Nobody shoots and cuts quite like Tony Scott. Now in his 60s, the man has enough panache to burn off any of Hollywood’s new top guns. So long as he’s armed with a strong narrative, you’re guaranteed a good time, regardless of how over-the-top he goes. In theory then, the pairing of Scott and Donnie Darko scribe Richard Kelly should make for an intriguing soundclash, but in practice, once you pile Scott’s visual jazz on top of Kelly’s post-modern pop culture riffs, the end product is too often simply noise.

On the upside, the details work well. Individual sequences are all impeccably assembled, Rourke’s grizzled vet chips in some memorable deadpan dialogue and there’s a scene involving a shoulder joint that might just qualify as the “holy shit!” moment of the year. But like the playing pieces of the title, these sequences are balanced precariously — close but never exactly strung together by the script — and it only requires one of them to fall to send all of the others crashing down.

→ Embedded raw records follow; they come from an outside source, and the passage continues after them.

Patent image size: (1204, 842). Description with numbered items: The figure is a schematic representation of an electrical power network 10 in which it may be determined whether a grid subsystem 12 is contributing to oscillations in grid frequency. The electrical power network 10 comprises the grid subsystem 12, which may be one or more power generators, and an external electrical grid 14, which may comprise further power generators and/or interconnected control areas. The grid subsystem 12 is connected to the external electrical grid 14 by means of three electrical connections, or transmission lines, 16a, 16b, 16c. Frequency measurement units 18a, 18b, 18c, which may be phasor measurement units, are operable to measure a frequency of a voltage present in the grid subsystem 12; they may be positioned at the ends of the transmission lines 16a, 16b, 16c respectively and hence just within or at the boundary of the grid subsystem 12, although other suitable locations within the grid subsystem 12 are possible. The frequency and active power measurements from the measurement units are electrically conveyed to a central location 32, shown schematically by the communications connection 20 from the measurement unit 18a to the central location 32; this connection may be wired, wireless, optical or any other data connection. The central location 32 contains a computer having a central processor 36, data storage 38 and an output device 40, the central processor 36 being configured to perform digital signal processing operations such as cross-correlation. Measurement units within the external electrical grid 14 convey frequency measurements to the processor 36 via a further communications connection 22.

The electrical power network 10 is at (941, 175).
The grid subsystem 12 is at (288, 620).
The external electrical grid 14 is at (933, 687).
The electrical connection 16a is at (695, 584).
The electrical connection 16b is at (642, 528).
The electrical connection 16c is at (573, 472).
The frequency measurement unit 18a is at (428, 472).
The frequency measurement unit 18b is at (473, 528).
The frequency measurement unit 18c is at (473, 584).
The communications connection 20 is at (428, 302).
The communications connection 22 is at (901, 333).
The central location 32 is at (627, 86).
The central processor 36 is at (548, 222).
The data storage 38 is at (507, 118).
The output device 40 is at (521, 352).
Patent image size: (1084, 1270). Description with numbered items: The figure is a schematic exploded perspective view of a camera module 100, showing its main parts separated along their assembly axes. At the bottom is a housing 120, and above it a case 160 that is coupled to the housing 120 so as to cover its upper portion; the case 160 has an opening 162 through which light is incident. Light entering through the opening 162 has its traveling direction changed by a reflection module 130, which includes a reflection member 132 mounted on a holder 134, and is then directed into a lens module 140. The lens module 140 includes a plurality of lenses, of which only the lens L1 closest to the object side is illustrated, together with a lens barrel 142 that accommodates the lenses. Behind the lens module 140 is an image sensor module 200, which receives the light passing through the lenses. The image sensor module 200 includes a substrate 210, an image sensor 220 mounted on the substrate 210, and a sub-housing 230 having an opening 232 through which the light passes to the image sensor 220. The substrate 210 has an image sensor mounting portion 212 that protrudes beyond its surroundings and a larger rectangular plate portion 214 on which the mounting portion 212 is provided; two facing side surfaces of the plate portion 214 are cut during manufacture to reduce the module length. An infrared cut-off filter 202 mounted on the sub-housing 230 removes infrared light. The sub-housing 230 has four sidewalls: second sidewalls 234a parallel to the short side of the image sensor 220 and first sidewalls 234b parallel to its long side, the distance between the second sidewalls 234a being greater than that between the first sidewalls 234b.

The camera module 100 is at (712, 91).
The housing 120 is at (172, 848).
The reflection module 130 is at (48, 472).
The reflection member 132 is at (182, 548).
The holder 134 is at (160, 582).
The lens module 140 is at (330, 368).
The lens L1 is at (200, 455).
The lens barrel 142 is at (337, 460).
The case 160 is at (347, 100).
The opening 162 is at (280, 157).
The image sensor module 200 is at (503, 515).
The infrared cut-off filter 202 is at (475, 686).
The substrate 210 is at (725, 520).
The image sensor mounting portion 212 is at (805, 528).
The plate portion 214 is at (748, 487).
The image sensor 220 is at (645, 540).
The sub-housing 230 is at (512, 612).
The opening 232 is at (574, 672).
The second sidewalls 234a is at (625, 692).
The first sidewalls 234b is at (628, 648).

Fair enough, from the get-go Scott backs away from asserting that this is anything like an honest biopic, which should leave us free to enjoy the ride, but the scattershot screenplay also makes life very tough for Knightley (hot but not hard) in the title role. The assorted veterans fare better in supporting parts — Mickey Rourke wears bounty-hunting boss Ed Moseby like a comfortable leather jacket, and Delroy Lindo makes the most of his limited screen time as a shonky bail bondsman. The standout, though, is Walken, who waltzes into the entertaining second act as a “reality TV producer” and single-handedly makes us forget we were half-way through a “sort of” biopic.

Alas, Walken’s thin plot-thread soon unravels, and for her third act Domino — both the woman and the movie — morphs again, into a metaphysical morality tale with delusions of grandeur. Scott tries to snatch our attention back with a big gun battle, but bizarrely it’s just a photocopy of True Romance’s climax. Ultimately, nothing here bring us any closer to Domino, and you begin to wonder if Scott would have been a better choice for a standard treatment of the same subject.

Always best when stretching a tight-fit script, Scott never looks comfy in a baggy screenplay that has too many ideas and not enough discipline. Messy, then, but still fitful fun.